Wilhelm Reich left a legacy for a new generation to claim, a wealth of scientific and medical discoveries that remains to be seriously scientifically studied, developed and applied for the betterment of human society, among them: ■Microbiological work in the area of biogenesis
■Studies of the bioenergetic nature of sexuality and anxiety
■A new medical approach to the prevention of cancer and other diseases
■A theory of disease based on the presence of stagnant, immobilized life energy and a medical device to remove that deadly energy from rigid musculature
■Investigations of the antinuclear properties of orgone energy
■An astrophysical hypothesis of the superimposition of cosmic orgone energy streams as the basis of galaxy formation
■Orgone energy weather modification experiments
■Advanced mathematical gravity and antigravity equations that bear on the phenomenon of extra-terrestrial space ships and space travel
If a powerful form of energy medicine is to develop in the United States, this work on orgone energy needs to be re-examined impartially. It moves us beyond mechanistic, mystical, and vitalistic thinking to a broader and deeper comprehension of Life Energy and its role in health and healing.

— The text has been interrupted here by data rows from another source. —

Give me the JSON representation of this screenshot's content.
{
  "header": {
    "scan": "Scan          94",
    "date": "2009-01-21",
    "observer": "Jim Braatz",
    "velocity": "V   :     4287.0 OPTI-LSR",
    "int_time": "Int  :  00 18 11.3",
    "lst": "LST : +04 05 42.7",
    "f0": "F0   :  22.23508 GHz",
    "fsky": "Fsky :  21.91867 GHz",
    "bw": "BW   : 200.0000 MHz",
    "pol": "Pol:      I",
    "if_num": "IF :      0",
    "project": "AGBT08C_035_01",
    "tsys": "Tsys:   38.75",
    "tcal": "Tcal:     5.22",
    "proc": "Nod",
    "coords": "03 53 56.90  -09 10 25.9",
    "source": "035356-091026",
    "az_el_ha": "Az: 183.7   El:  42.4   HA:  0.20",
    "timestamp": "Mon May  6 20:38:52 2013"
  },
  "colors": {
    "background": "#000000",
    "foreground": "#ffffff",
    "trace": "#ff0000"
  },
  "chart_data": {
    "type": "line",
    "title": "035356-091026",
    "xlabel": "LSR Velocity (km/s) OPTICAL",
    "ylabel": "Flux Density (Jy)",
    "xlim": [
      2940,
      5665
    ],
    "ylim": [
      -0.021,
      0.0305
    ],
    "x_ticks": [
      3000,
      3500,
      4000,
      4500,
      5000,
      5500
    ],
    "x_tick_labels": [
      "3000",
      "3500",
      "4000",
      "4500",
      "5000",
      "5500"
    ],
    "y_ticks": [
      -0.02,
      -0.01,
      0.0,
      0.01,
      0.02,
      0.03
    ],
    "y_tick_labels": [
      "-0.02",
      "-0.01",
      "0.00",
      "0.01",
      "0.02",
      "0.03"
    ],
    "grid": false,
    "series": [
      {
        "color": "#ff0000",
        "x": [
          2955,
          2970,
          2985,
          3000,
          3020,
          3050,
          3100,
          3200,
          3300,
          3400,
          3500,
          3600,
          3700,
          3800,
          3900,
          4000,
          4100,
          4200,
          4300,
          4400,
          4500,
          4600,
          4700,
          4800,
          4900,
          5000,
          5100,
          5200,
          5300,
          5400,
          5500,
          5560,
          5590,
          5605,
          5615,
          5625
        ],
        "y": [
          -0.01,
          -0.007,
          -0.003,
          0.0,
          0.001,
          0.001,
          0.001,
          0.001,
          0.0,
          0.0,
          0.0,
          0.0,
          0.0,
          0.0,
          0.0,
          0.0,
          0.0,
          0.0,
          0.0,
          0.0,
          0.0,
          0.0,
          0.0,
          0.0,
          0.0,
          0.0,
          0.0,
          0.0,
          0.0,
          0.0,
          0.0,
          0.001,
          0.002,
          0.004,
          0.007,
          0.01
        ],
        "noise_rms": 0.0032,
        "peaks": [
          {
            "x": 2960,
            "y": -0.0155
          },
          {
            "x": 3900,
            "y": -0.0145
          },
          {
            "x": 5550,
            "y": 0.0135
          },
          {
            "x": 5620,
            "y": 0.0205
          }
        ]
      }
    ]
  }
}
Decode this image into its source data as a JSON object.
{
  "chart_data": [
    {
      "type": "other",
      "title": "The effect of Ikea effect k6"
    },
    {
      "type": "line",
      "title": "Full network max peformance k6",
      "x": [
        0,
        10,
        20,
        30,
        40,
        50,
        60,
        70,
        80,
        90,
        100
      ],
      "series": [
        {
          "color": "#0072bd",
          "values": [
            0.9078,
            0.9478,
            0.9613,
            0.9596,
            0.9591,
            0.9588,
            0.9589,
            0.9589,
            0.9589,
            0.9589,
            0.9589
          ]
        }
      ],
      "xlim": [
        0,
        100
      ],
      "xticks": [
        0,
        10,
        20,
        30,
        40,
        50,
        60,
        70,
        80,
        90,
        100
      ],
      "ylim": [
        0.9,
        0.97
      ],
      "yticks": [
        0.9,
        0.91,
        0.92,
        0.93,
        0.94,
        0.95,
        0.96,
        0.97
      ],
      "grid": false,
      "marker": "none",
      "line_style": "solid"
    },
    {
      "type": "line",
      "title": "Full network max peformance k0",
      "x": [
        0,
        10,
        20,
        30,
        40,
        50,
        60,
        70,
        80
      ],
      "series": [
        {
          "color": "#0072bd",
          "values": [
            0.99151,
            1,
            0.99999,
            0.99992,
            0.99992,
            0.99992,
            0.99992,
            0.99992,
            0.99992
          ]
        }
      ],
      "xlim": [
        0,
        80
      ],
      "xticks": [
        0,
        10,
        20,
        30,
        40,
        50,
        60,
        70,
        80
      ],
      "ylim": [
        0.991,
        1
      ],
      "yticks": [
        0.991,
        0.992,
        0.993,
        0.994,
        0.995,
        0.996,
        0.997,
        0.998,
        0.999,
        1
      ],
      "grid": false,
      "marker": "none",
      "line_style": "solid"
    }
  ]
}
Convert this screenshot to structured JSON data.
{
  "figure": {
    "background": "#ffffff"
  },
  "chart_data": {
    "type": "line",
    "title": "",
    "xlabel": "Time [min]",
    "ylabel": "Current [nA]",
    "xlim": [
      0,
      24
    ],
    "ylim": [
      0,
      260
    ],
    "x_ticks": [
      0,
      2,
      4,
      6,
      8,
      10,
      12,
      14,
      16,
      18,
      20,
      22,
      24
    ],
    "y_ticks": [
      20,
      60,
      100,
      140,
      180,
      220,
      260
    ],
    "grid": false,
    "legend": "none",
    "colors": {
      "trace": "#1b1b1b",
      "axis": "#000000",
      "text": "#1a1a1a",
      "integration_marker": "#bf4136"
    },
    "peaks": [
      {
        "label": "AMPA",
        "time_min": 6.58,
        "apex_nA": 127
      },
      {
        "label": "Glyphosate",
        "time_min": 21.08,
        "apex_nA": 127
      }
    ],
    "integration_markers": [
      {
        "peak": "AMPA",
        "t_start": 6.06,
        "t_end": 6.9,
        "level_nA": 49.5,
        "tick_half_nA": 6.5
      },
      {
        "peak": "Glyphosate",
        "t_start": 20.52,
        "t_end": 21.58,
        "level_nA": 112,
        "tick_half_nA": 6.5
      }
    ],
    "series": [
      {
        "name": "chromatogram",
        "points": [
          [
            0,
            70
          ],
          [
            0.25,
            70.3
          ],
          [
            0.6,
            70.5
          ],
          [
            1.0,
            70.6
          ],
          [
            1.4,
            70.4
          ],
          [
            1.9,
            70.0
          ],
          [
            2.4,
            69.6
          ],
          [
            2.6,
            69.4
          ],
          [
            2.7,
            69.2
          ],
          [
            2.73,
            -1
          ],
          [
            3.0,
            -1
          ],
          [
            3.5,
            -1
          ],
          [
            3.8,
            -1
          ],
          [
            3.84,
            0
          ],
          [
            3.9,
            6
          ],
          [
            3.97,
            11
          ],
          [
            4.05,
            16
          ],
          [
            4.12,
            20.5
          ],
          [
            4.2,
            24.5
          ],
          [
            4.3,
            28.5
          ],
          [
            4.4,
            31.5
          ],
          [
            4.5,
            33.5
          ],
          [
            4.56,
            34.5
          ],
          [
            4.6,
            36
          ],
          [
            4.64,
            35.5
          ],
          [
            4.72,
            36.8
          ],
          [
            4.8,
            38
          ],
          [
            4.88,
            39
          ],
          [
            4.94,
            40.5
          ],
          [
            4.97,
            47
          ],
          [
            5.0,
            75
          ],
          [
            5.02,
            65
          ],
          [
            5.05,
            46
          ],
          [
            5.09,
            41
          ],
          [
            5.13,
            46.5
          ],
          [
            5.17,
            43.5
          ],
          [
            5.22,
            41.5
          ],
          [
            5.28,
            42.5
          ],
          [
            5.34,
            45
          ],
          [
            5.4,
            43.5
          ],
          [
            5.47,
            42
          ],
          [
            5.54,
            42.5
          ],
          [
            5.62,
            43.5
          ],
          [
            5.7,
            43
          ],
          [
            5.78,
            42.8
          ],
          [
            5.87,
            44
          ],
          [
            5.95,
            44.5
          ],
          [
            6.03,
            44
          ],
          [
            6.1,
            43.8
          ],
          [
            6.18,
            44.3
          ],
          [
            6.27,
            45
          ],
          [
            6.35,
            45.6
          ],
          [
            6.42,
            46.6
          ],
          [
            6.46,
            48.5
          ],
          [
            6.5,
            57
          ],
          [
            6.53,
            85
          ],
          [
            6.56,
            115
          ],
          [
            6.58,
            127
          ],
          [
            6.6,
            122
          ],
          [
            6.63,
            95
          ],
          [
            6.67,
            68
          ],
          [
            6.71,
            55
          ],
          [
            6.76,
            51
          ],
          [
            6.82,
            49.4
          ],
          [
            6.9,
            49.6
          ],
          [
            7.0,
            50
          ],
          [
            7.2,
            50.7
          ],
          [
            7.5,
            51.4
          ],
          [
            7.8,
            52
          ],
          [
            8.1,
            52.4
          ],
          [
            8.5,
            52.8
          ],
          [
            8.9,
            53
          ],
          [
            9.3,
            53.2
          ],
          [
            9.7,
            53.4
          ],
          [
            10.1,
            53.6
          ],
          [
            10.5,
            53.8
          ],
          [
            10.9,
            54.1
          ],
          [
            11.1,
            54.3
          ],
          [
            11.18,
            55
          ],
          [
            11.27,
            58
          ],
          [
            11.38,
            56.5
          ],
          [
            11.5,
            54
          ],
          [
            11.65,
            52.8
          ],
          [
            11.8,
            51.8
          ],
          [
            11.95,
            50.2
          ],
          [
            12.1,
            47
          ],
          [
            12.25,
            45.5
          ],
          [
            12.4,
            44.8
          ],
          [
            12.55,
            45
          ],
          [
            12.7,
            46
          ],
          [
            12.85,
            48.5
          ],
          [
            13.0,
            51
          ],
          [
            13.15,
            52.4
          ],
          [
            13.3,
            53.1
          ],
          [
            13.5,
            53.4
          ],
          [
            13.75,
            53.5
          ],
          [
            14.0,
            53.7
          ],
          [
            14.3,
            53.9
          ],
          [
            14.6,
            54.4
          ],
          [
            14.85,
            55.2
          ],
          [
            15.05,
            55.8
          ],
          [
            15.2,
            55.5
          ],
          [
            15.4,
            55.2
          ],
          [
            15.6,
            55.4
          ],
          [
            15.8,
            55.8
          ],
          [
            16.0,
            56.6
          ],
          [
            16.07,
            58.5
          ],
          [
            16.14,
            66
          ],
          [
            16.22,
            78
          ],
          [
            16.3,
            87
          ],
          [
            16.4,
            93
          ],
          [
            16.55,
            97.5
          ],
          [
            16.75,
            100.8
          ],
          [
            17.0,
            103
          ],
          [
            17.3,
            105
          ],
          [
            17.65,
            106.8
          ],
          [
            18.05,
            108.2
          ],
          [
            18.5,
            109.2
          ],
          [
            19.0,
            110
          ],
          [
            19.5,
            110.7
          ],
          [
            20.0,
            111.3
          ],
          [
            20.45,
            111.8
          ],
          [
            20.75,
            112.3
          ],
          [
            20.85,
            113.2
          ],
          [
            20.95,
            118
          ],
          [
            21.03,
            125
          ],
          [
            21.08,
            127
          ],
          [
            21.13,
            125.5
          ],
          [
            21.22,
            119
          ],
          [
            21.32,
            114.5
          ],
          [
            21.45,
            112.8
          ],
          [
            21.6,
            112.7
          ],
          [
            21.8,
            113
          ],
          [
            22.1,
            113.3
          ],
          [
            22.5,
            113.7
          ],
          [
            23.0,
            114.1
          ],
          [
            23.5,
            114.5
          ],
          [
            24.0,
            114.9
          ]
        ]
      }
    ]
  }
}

In his Foreword to The Cancer Biopathy, Chester M. Raphael, MD wrote "Wilhelm Reich, with unerring appreciation for the relatedness of all natural phenomena...included the orgasm as a subject for serious investigation. His studies eventually led to an inquiry into the exact nature of the energy expressed in the orgasm and to its demonstration not only in the living organism but as the common functioning principle in nature."
Reich's study of the function of the orgasm revealed that it had a four-beat rhythm, captured in his orgasm formula: mechanical tension--bioenergetic charge--bioenergetic discharge--mechanical relaxation. His energy investigations removed human sexuality, and the function of the orgasm, from the realms of moralism and lascivious emotions. His work makes it possible to begin to develop a picture of natural sexuality, by seeing sexuality as a biological energy function rooted in Nature. Reich's investigations show clearly that the orgasm regulates the energy equilibrium of the body and that this energy equilibrium is essential to physical and emotional health.
Reich's research demonstrated that the sexual process is the productive life process itself, active in joy, artistic creation, intellectual achievement and procreation. In fact, it is clear that the orgasm formula is the life formula itself. The energy medicine of the future will be built upon such bedrock discoveries about humanity's bioenergetic roots in nature.
Reich's work continues to be pursued by researchers in Argentina, Brazil, France, Germany, Greece, Italy, Japan, Spain, the United Kingdom and the United States. His science, orgonomy, is slowly gaining the credibility it deserves. For eample, in Germany, medical and psychiatric orgone therapy are part of the national health program.
Can this body of scientific work now receive attention and scrutiny, so that what is found valid medically scientifically may be made available for the benefit of all? The future of medicine is in the hands of the practitioners of conventional and complementary/integrative medicine and their patients. A beginning has been made by Reich. A trail has been blazed toward a powerful, comprehensive energy medicine. Who will walk it?